Herbert A. Winklemann (3 May 1893- 2 June 1965) was a chemist at B. F. Goodrich, known as a co-inventor (with Harold Gray) of the first antioxidant, AgeRite, developed in 1924 and marketed for rubber. He wrote an early account of rubber recycling, and he studied the mitigation of ozone cracking. He held 48 patents in the field of rubber technology, retiring as Technical Director at Dryden Rubber Co.

== Biography ==
Winkelmann was born on 3 May 1893 in Swift County, Minnesota. He attended public schools in Appleton, Minnesota, graduating in 1910. He completed his undergraduate education in 1914 at North-Western College. He received a scholarship to the University of Illinois, where he completed a master's degree in chemistry in 1915. He continued as a graduate assistant at the University of Illinois for 3 years before resigning to enter military service.
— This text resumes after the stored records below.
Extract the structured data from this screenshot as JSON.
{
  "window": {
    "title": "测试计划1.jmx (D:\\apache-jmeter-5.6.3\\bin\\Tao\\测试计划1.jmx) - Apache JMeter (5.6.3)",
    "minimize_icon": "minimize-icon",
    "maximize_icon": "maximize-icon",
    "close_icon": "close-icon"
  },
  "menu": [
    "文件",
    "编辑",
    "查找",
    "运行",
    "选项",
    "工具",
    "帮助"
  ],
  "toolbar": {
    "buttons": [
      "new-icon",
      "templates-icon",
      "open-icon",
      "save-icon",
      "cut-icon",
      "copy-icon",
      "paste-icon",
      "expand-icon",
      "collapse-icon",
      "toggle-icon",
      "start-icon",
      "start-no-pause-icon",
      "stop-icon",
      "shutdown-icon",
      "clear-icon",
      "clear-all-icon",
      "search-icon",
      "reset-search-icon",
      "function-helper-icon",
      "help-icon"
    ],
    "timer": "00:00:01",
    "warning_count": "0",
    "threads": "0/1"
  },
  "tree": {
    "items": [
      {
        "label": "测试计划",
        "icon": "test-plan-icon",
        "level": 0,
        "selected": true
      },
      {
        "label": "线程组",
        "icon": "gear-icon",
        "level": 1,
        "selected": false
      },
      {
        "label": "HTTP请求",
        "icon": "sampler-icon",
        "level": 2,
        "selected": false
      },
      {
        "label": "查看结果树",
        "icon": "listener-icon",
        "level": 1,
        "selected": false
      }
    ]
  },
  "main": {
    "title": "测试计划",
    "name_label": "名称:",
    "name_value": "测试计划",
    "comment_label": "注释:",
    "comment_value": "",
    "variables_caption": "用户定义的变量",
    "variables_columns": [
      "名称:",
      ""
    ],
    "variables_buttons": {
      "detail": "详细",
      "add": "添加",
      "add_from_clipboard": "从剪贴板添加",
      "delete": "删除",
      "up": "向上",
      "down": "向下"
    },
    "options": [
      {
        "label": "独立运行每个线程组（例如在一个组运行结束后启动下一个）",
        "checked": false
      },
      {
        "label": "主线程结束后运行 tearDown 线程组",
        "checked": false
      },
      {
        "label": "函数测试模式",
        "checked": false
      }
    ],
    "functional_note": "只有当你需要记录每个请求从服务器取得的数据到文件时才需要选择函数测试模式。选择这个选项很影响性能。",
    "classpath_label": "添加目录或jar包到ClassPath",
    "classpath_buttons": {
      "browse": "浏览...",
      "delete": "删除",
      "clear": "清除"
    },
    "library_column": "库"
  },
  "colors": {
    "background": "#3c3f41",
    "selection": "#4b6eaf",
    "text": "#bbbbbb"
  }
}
From 1917-1919 he was stationed at American University Experiment Station in Washington, D.C., and at Lakehurst Proving Ground in Lakehurst, New Jersey, completing his military service at the rank of captain in the Chemical Warfare Service. He then returned to the University of Illinois to complete his doctorate in 1919, entitled "The determination of organic compounds in low concentrations". His Ph.D. thesis advisor was George D. Beal.

Winkelmann's first patent, with co-inventor Harold Gray, was obtained in 1921 during his employment with B. F. Goodrich. He was later employed by Philadelphia Rubber Works, Marbon Corp. and by Dryden Rubber Company.

== Awards ==
Winklemann was the 1961 recipient of the Charles Goodyear Medal.